Zafrullah Khan war Richter am Internationalen Gerichtshof (IGH) in Den Haag – dem ersten des Subkontinents. Als er sein Amt beim IGH niederlegte, hatte die religiöse Orthodoxie in Pakistan alarmierende Ausmaße angenommen. Premierminister Zulfiqar Ali Bhutto war unter Druck gesetzt worden, die Verfassung des Landes von 1973 zu ändern; die Änderungen machten die Ahmadis zu einer nicht-muslimischen Minderheit in Pakistan. Zafrullah Khan beschloss, sich in England niederzulassen.

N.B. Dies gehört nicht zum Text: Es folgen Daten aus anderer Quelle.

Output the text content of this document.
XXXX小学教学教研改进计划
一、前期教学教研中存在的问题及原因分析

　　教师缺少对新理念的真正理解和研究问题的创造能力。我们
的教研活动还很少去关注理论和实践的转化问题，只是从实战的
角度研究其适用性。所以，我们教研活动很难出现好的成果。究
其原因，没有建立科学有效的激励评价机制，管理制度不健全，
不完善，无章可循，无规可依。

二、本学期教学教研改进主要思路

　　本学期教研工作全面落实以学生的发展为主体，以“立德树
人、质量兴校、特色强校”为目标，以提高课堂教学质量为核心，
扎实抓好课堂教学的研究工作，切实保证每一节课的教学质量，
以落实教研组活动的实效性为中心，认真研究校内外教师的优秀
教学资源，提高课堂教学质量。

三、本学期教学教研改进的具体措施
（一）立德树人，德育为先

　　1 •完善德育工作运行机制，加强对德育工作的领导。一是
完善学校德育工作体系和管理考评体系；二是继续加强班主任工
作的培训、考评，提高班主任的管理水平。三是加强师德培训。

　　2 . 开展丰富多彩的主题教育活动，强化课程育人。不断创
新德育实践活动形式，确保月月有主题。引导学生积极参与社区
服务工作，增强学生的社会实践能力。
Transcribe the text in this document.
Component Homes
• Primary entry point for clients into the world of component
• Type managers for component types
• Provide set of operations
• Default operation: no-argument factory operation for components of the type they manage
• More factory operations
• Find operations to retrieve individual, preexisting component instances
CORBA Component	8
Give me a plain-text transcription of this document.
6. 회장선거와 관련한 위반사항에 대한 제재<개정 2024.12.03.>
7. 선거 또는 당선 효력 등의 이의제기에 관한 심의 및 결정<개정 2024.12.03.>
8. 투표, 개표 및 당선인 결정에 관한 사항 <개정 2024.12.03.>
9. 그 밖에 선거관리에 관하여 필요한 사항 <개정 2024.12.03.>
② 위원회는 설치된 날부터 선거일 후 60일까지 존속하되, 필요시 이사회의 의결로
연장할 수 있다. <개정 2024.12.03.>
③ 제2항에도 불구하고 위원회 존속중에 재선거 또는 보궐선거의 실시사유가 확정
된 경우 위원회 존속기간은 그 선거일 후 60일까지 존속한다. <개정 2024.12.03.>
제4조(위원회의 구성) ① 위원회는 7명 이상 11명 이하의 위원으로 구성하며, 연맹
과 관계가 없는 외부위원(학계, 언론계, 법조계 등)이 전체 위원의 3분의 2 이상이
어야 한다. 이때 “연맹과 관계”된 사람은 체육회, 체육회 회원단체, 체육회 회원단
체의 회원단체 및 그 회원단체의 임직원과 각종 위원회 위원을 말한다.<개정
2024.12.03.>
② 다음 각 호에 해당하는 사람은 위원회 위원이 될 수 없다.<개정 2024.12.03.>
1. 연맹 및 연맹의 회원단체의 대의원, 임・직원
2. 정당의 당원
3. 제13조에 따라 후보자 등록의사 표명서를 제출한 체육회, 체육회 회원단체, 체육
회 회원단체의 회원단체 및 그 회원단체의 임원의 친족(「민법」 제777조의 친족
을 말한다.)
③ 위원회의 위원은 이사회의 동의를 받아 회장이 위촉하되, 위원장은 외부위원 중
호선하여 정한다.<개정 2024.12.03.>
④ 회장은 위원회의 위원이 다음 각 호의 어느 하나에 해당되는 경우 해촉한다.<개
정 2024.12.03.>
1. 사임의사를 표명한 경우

Er lebte dort 10 Jahre lang, kehrte aber – trotz der feindseligen Atmosphäre dort gegen die Ahmadis – nach Lahore zurück, um am 1. September 1985 seinen letzten Atemzug zu tun.

Ich bin dagegen, dass Indiens weltliche Gerichte in rein theologischen Fragen entscheiden und habe nichts zu den gerichtlichen Entscheidungen bezüglich des religiösen Status der Ahmadiyyas zu sagen. Aber ich kann diesen denkwürdigen Tag im September 1970 nie vergessen, als ich das Glück hatte, Zafrullah Khan zu treffen. Ich war damals Student in London und Zafrullah Khan zu treffen war wirklich ein Traum.

In unserem Teil der Welt können religiöse Überzeugungen – oder Irrglauben – selbst die außergewöhnlichsten akademischen Errungenschaften in Vergessenheit geraten lassen. Das große juristische Genie, an das man sich eigentlich hätte erinnern sollen, wird auf beiden Seiten der Grenze nicht besungen, weil er einer Gemeinschaft namens Ahmadiyya angehörte.